As indicated above, the impact of this video work on some of the sceptics has recently been attested in Malcolm Speed’s biography Sticky Wicket (2011, Harper Collins). The relevant text runs as follows:
“Murali’s doosra had been tested it came in at 14 degrees, and after remedial training had been reduced to a mean of 10.2 degrees……There were still many who were suspicious……I was keen to hear Holdings views as he had agreed with former Indian spinner Bedi that Murali’s action was like a javelin throw. Holding satisfied my doubts with a strong opinion after the Dubai meeting, he said:”The scientific evidence is overwhelming ….when bowlers who to the naked eye look to have pure actions are thoroughly analysed with sophisticated technology now in place they are likely to be shown as straightening the arm by 11 and in some cases 12 degrees. Under a strict interpretation of the Law, these players are breaking the rules. The game needs to deal with this reality and make its judgement as to how it accommodates this fact.” The ICC ratified the new rule in 2005. Murali still has doubters. He has a very unusual action. He has a congenital defect in his right arm and uses his wrist extensively in the delivery action. I was convinced of the legality of his action when he undertook tests in which his arm was encased in a brace made of steel bars set into strong resin. With the brace on it still looked as if he straightened his arm, even though the brace made it impossible to do so. His unique shoulder action and amazing wrist action seem to create the illusion that he straightens his arm.”
Thus, in summary, Speed’s recounting supports the two main contentions that have been spelt out in the article “Saving Murali,” within Incursions and Excursions, namely, A) that hardline critics of the ICC’s sensible adjustments of the no-ball law, such as Holding, were blown apart by the power of the visual video evidence assembled by and Dr. Bruce Elliot (UWA), Portus and Hurion at an ICC Committee meeting on this issue at Dubai in October 2004;[v] (B) that others were converted by the documentary films aired by Channel Four and ESPN
The air is not crystal clear however. Neither of these films has been aired in Australiaand New Zealand. Many cricketing men in that part of the world, including Adam Gilchrist, Malcolm Conn and Martin Crowe, are convinced that the no-ball rule was tinkered with in order to protect Murali.[vi]

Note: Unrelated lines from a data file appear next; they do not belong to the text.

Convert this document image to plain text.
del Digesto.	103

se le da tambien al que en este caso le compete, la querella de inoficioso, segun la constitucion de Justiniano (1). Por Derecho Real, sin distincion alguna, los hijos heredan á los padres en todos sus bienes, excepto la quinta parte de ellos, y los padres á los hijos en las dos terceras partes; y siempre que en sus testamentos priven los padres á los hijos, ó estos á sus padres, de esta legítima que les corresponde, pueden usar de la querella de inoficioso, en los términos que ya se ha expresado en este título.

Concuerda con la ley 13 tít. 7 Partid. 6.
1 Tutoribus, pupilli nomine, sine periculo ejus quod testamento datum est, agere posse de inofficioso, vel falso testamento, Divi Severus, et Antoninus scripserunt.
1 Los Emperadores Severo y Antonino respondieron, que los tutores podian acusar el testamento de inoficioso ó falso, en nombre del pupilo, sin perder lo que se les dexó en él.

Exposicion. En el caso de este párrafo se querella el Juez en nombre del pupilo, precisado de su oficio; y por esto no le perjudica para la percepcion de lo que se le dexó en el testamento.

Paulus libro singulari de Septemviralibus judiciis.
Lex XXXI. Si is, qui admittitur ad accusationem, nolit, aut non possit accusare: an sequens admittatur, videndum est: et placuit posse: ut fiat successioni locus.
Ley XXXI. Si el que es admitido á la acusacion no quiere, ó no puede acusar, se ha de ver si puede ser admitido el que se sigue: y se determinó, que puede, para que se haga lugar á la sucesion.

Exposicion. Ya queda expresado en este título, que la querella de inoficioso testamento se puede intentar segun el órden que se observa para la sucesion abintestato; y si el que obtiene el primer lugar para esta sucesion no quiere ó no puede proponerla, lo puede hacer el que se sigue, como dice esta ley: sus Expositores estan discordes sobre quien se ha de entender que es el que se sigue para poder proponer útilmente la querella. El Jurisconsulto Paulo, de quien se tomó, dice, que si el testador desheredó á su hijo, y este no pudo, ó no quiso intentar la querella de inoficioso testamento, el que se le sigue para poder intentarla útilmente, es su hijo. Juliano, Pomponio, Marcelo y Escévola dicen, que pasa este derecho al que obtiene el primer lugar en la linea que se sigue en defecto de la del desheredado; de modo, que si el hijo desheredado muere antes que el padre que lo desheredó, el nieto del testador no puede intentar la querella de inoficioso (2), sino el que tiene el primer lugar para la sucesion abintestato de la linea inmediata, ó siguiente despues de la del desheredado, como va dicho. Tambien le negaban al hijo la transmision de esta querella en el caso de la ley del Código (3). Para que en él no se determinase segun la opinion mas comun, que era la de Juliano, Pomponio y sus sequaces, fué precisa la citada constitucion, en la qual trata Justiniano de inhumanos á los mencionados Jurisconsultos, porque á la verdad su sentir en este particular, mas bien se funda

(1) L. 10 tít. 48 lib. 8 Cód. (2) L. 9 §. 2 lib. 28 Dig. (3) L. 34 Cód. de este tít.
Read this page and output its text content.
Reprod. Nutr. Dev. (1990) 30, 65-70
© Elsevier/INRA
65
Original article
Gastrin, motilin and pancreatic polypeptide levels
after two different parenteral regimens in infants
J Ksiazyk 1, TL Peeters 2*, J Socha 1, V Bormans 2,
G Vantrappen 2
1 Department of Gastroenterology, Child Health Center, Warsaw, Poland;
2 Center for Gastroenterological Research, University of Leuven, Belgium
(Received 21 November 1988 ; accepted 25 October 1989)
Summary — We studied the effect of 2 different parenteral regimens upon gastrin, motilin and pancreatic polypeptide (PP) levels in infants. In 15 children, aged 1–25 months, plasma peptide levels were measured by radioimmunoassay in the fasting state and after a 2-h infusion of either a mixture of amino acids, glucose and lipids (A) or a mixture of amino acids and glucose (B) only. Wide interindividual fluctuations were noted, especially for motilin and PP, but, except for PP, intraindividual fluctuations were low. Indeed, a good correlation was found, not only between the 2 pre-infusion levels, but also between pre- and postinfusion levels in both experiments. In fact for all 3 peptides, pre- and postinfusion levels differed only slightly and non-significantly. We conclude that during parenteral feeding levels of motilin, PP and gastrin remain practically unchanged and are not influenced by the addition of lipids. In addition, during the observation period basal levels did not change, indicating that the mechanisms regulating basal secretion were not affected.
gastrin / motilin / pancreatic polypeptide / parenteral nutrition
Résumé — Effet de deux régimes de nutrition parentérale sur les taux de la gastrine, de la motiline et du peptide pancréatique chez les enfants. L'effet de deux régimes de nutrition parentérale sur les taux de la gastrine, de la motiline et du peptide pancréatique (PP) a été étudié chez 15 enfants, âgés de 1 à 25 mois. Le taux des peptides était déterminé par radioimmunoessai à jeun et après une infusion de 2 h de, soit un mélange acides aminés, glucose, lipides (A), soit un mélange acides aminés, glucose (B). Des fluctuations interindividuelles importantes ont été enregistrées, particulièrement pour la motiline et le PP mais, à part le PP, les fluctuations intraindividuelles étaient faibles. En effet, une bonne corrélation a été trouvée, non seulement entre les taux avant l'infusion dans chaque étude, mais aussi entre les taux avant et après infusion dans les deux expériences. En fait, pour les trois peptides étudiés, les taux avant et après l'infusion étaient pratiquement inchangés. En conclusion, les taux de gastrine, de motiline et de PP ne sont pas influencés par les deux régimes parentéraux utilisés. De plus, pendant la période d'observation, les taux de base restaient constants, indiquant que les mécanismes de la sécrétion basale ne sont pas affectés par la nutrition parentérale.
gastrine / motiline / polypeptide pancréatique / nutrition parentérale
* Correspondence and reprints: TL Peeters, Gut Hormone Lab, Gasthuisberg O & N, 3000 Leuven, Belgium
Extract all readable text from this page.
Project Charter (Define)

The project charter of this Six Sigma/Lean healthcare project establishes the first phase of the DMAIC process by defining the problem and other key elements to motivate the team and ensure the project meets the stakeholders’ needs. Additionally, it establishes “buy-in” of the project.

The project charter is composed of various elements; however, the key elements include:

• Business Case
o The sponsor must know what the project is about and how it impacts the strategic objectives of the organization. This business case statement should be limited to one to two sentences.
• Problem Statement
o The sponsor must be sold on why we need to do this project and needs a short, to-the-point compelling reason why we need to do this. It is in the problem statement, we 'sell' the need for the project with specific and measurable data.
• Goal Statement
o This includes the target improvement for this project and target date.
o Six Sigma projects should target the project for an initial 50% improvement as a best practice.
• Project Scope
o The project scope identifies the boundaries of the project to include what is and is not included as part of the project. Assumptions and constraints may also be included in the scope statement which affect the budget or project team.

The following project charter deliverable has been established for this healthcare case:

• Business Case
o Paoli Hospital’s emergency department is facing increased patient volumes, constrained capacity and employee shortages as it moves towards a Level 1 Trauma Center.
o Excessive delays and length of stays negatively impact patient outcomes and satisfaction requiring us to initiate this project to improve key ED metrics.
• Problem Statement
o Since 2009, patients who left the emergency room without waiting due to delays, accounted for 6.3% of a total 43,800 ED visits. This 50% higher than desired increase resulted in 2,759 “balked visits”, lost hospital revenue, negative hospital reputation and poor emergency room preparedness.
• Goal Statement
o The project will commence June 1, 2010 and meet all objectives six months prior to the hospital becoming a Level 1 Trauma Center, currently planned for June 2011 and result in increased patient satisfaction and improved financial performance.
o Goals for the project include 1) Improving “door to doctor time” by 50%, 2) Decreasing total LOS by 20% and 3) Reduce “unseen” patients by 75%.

It is possible that, unlike Speed, some of these obdurate men will remain entrapped in the dark dungeons of dogma even were they to be exposed to such visual evidence. We know that there are incorrigible Americans who believe that 9/11 was the work of their government; while others insist that Obama is Muslim. At no less an occasion than the prestigious Colin Cowdrey Lecture in 2006 Martin Crowe displayed to the cricket world how enmeshed he is in incorrigible obduracy when it comes to this topic.[vii] So, there are limits even to the power of the scientific visual.
[i] For further details, see Michael Roberts, “Saving Murali: Action On-field and Off-field,, 1995-2005,” in Roberts, Incursions and Excursions in and around Sri Lankan Cricket,Colombo, Author, 2011, pp.11-38.
[ii] Roberts, “Saving Murali,” pp. 123-30.
[v] Note Angus Fraser, “Murali in the clear as ICC revolutionises chucking laws,” The Independent, 10 Nov. 2004.
[vi] Roberts, “Saving Murali,” pp. 123-30.